For the Truss family, this will be a strange summer. Ms Truss has been around politics for more than a decade but has only headed up a great office of state for less than a year.
Even in the last fortnight, there has been an apparent jump in her public profile, with more hollers of recognition on the street and requests for selfies.
Does the family know what is coming? "I think there's a dawning realisation that this is real," Ms Truss said. "I think my daughter's friends at school are quite amazed by what's happening. Hugh is very, very supportive of what I do in politics. In fact, we met at the 1997 Conservative Party conference. He's a true blue. But I think it's all happened quite suddenly."
The family would move into Downing Street if she wins, she said. Her husband is an accountant and, according to Ms Truss, will not seek the limelight. "He doesn't want to have a sort of massive public role, I think it's fair to say," she said. "He goes out campaigning for the Conservative Party. He's very active as a local Conservative member. But he's a very stoic person."
For her daughters, the world of politics feels a natural fit.
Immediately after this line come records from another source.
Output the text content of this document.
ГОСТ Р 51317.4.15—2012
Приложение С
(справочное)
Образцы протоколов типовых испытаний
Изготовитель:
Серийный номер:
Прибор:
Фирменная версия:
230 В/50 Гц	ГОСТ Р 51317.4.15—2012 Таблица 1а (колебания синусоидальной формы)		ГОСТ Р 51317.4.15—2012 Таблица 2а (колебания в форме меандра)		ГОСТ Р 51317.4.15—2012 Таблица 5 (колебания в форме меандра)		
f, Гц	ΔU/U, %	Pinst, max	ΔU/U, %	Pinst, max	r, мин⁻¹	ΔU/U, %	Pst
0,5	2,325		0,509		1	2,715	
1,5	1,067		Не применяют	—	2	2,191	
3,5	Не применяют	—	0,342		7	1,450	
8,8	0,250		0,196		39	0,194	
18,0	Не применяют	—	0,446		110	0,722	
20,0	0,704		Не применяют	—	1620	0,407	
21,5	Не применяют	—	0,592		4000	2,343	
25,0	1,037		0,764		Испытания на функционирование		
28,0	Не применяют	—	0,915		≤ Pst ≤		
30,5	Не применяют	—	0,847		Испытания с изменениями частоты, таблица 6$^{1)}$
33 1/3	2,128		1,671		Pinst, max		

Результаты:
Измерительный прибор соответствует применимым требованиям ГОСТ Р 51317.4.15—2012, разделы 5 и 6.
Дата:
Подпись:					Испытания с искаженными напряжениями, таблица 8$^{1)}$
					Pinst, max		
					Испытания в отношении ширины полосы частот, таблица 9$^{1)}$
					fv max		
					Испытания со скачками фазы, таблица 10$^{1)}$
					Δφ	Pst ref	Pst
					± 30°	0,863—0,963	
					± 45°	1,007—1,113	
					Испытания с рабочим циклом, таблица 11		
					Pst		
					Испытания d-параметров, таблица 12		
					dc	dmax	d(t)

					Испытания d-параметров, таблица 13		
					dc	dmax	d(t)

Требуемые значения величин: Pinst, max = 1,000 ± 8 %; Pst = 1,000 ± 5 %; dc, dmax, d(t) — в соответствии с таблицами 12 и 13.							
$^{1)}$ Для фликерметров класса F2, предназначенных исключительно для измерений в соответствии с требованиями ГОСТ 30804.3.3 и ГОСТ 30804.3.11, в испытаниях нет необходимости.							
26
As the interview wrapped up, Ms Truss introduced The Telegraph to Frances and Liberty. The teenagers rush across from a corner of the campaign headquarters to greet their mother.
"I'm doing an audit of all your past departments," Frances, the elder sister, declared. So which was her favourite? The Department for Environment, Food and Rural Affairs, she said, because of the tea ladies. "They gave us orange juice and lots of KitKats".
The girls have made one other request of their mother - that they can hold sleepovers if they do make it to Number 10. So did she say yes?
Ms Truss's message to her daughters is the same to her campaign staff and the bookies' predicting she will be the next prime minister: "Don't get ahead of yourself."